Task-oriented Sequential Grounding and Navigation in 3D Scenes
Zhuofan Zhang, Ziyu Zhu, Junhao Li, Pengxiang Li, Tianxu Wang, Tengyu Liu, Xiaojian Ma, Yixin Chen, Baoxiong Jia, Siyuan Huang, Qing Li
TL;DR
This work introduces Task-oriented Sequential Grounding and Navigation in 3D Scenes (SG3D), a benchmark addressing the dynamic, multi-step nature of real-world daily tasks in indoor environments. It pairs a large-scale dataset (SG3D) with a sequential grounding framework (SG-LLM) to address grounding and navigation across ordered task steps, revealing that current models struggle to capture cross-step context. The SG-LLM model, leveraging a sequential adapter and stepwise grounding, achieves state-of-the-art performance on sequential grounding after fine-tuning, though task-level accuracy remains below 40%, indicating substantial room for improvement. The paper also compares modular and end-to-end navigation strategies, showing end-to-end policies benefit most from sequential context and fine-tuning. Collectively, SG3D and SG-LLM push the field toward more capable, context-aware embodied agents capable of planning and acting across extended task sequences in 3D environments.
Abstract
Grounding natural language in 3D environments is a critical step toward achieving robust 3D vision-language alignment.

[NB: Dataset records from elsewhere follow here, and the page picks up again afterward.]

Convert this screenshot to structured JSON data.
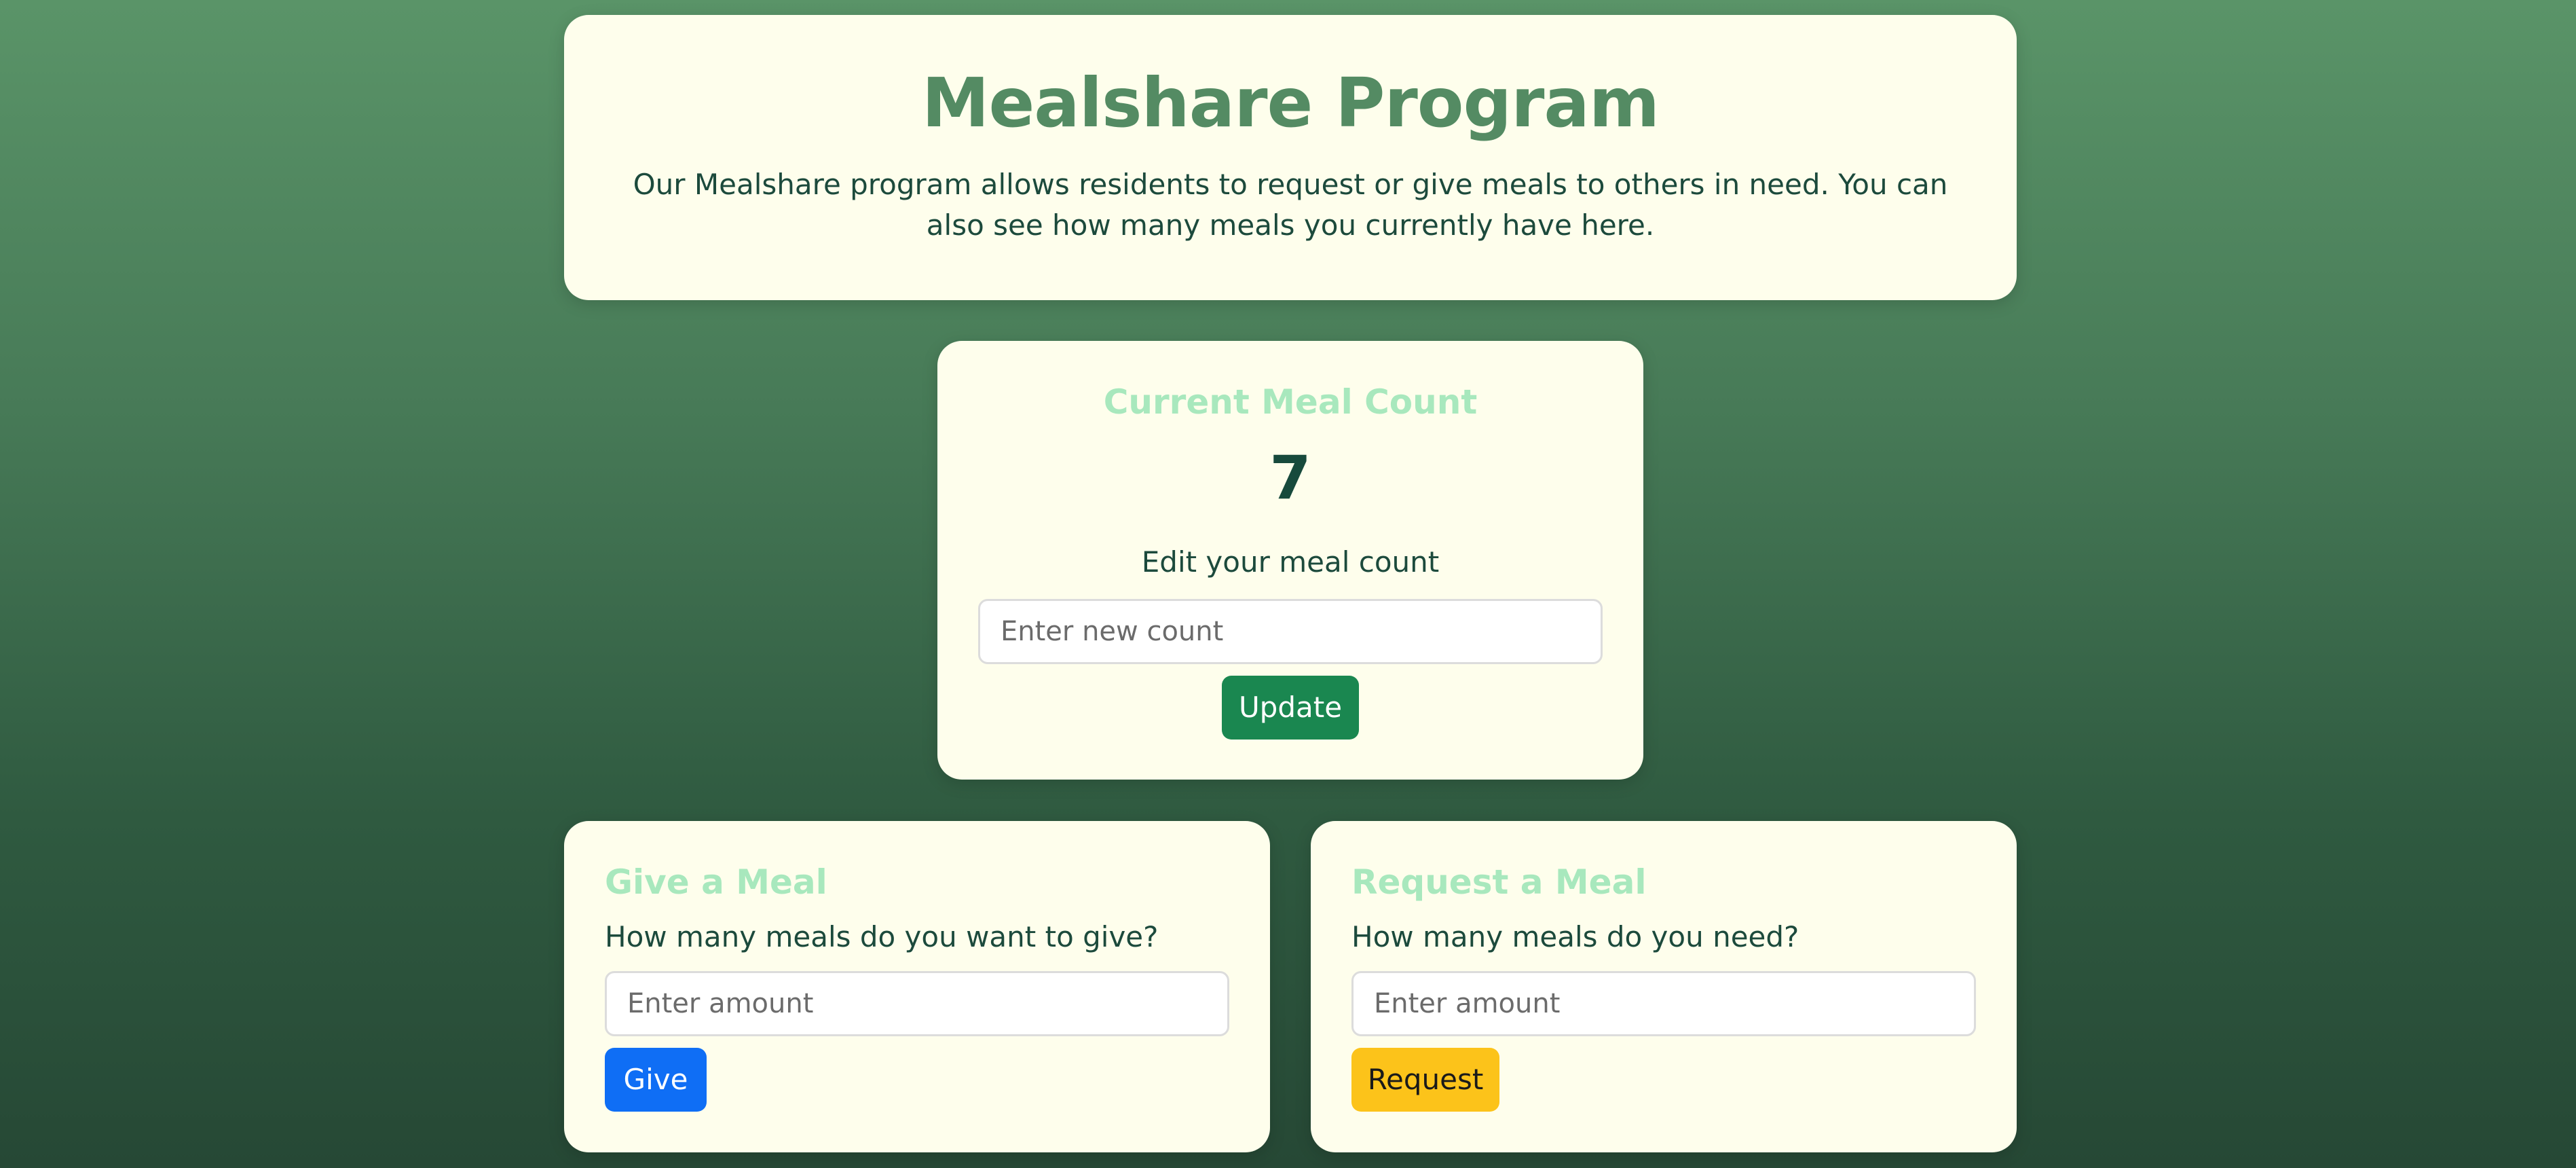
{
  "intro": {
    "title": "Mealshare Program",
    "description": "Our Mealshare program allows residents to request or give meals to others in need. You can also see how many meals you currently have here."
  },
  "meal_count": {
    "title": "Current Meal Count",
    "value": "7",
    "edit_label": "Edit your meal count",
    "input_placeholder": "Enter new count",
    "update_label": "Update"
  },
  "give": {
    "title": "Give a Meal",
    "question": "How many meals do you want to give?",
    "input_placeholder": "Enter amount",
    "button_label": "Give"
  },
  "request": {
    "title": "Request a Meal",
    "question": "How many meals do you need?",
    "input_placeholder": "Enter amount",
    "button_label": "Request"
  },
  "colors": {
    "title_green": "#548b63",
    "card_background": "#fefeec",
    "section_title_mint": "#a8e8bd",
    "update_button": "#1a8750",
    "give_button": "#0f6ef5",
    "request_button": "#fcc31a"
  }
}
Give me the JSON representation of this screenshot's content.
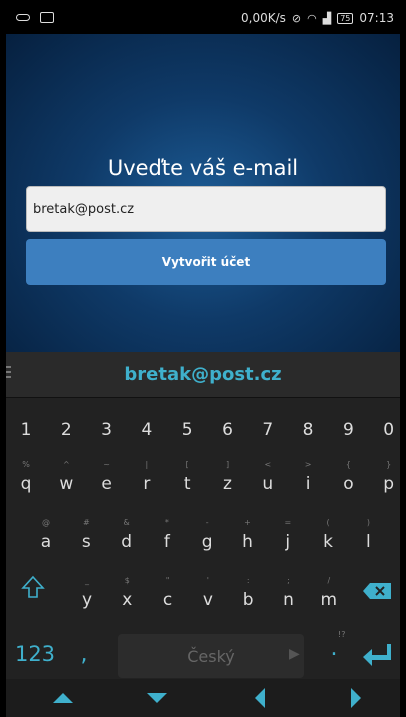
{
  "status": {
    "speed": "0,00K/s",
    "battery": "75",
    "time": "07:13"
  },
  "form": {
    "prompt": "Uveďte váš e-mail",
    "email_value": "bretak@post.cz",
    "submit_label": "Vytvořit účet"
  },
  "keyboard": {
    "suggestion": "bretak@post.cz",
    "numbers": [
      "1",
      "2",
      "3",
      "4",
      "5",
      "6",
      "7",
      "8",
      "9",
      "0"
    ],
    "row1": [
      "q",
      "w",
      "e",
      "r",
      "t",
      "z",
      "u",
      "i",
      "o",
      "p"
    ],
    "row1_hints": [
      "%",
      "^",
      "~",
      "|",
      "[",
      "]",
      "<",
      ">",
      "{",
      "}"
    ],
    "row2": [
      "a",
      "s",
      "d",
      "f",
      "g",
      "h",
      "j",
      "k",
      "l"
    ],
    "row2_hints": [
      "@",
      "#",
      "&",
      "*",
      "-",
      "+",
      "=",
      "(",
      ")"
    ],
    "row3": [
      "y",
      "x",
      "c",
      "v",
      "b",
      "n",
      "m"
    ],
    "row3_hints": [
      "_",
      "$",
      "\"",
      "'",
      ":",
      ";",
      "/"
    ],
    "mode_label": "123",
    "comma": ",",
    "space_label": "Český",
    "period": ".",
    "period_hints": "!?",
    "colors": {
      "accent": "#3fb0cc",
      "key_text": "#dddddd",
      "background": "#222222"
    }
  }
}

Current datasets and models for 3D visual grounding predominantly focus on identifying and localizing objects from static, object-centric descriptions. These approaches do not adequately address the dynamic and sequential nature of task-oriented scenarios. In this work, we introduce a novel task: Task-oriented Sequential Grounding and Navigation in 3D Scenes, where models must interpret step-by-step instructions for daily activities by either localizing a sequence of target objects in indoor scenes or navigating toward them within a 3D simulator. To facilitate this task, we present SG3D, a large-scale dataset comprising 22,346 tasks with 112,236 steps across 4,895 real-world 3D scenes. The dataset is constructed by combining RGB-D scans from various 3D scene datasets with an automated task generation pipeline, followed by human verification for quality assurance. We benchmark contemporary methods on SG3D, revealing the significant challenges in understanding task-oriented context across multiple steps. Furthermore, we propose SG-LLM, a state-of-the-art approach leveraging a stepwise grounding paradigm to tackle the sequential grounding task. Our findings underscore the need for further research to advance the development of more capable and context-aware embodied agents.